Ahora bien, ¿qué clase de experiencias concretas invoca el poema “Instantes”? Mirar más atardeceres, haber tomado más helados. ¿Son esos los tesoros que ofrece el vitalismo? ¿Mirar atardeceres? ¿Tomar helados? ¿Ir a los toros, ir de caza, ir de pesca, hacer guantes un poco, tomar mojitos? Sabemos que Borges en verdad no escribió “Instantes”; sabemos que sí escribió “La memoria de Shakespeare”. ¿Y qué valor tiene tomarse un helado, en comparación con escribir “Hamlet”? Y no ya bajo un criterio literario, sino incluso del vivir experiencias. Borges deja en claro, en “El sur” sin ir más lejos, qué entiende por experiencia: dar muerte a otro hombre, exponer la propia vida. La apreciación de la experiencia en Borges resulta pues más alta, más ambiciosa, más honda que la que se enarbola en el culto a la intensidad vital.

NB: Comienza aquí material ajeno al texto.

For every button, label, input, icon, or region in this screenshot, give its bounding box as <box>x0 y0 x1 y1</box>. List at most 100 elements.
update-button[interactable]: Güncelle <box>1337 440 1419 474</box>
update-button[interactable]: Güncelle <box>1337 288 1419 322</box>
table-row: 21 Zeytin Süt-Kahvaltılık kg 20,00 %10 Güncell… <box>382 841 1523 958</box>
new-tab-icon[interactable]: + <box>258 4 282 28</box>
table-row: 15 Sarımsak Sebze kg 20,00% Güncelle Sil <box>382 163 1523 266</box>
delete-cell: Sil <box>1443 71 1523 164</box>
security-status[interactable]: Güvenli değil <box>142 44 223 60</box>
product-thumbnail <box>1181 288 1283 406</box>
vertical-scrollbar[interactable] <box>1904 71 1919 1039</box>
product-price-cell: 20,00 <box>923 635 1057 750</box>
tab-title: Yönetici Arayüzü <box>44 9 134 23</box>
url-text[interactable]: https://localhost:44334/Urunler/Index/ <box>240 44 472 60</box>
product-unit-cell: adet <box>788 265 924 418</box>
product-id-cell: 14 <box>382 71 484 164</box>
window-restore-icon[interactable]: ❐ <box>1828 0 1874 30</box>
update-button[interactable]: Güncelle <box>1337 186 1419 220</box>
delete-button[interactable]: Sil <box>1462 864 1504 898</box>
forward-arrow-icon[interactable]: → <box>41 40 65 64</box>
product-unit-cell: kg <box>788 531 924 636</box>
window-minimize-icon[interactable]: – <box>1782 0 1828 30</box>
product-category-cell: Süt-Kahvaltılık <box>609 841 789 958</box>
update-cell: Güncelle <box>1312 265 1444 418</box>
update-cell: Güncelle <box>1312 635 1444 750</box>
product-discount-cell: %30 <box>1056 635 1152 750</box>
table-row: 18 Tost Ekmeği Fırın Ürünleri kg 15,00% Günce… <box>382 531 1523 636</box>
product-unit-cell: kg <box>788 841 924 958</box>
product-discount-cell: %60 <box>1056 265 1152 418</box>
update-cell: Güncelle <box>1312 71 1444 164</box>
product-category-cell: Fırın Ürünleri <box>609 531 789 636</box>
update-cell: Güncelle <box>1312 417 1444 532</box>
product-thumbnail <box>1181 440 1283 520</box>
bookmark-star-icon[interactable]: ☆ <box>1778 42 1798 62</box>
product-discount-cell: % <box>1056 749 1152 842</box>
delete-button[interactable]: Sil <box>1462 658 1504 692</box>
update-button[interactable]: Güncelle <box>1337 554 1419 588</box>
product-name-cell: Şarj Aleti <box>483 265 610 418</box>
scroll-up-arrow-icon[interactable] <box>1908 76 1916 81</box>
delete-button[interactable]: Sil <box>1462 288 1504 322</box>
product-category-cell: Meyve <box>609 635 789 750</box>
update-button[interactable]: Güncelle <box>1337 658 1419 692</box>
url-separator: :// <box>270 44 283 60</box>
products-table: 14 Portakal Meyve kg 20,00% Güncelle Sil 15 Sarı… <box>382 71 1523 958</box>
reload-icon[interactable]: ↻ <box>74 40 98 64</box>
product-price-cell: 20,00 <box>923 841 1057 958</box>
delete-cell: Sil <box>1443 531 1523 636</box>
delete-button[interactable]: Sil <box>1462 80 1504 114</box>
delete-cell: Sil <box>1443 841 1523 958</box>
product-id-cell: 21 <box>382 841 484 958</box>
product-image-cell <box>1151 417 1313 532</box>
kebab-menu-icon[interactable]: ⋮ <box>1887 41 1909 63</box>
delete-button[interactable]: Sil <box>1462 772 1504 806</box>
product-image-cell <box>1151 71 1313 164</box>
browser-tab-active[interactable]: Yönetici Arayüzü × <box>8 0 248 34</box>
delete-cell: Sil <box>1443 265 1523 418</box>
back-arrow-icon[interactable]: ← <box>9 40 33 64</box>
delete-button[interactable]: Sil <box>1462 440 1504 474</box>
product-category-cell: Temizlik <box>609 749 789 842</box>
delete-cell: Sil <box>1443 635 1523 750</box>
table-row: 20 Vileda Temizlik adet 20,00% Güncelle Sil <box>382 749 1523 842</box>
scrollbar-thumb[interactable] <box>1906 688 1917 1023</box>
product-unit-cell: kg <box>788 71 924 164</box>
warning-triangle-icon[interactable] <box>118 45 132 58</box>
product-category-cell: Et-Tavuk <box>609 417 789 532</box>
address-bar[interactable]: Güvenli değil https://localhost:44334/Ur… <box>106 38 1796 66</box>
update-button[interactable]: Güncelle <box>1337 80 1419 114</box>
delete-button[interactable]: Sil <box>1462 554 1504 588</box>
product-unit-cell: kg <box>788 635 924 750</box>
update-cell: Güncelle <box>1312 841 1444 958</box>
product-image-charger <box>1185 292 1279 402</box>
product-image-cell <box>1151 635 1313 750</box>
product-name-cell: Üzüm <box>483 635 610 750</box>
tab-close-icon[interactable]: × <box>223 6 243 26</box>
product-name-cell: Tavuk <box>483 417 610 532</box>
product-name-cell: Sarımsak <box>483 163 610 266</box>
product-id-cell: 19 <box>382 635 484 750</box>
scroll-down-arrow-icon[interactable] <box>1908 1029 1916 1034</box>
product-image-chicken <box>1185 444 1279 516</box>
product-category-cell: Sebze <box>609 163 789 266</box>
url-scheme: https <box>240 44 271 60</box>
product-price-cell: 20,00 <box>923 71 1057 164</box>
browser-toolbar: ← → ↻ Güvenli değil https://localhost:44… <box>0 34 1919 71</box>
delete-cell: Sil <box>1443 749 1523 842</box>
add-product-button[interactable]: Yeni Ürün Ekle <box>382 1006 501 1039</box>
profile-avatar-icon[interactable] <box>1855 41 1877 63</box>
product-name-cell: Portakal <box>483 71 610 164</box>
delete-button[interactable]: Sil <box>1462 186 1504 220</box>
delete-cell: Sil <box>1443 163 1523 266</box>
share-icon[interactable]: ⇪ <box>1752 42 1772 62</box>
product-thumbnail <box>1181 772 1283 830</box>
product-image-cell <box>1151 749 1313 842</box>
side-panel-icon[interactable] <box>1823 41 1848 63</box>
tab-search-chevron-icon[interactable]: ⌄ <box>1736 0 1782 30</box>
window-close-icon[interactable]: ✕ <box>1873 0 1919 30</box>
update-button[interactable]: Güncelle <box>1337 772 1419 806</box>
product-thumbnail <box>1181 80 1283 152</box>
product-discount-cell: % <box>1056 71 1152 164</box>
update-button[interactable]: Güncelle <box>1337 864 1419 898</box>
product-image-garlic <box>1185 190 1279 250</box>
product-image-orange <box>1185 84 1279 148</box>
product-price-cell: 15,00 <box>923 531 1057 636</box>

En el cuento “Un pez en el hielo”, colosal homenaje a Pavese, ficción urdida a partir del diario de otro, Ricardo Piglia escribe: “No conocía ningún novelista que hubiera matado a nadie” [32]. Ahí se expresa, con contundencia, otra vez borgeanamente, la escala en la que se mide qué es tener una experiencia. Debo admitir que yo tampoco he matado nunca a nadie. Así de pobres en experiencias andamos. El resto, como suele decirse, es literatura.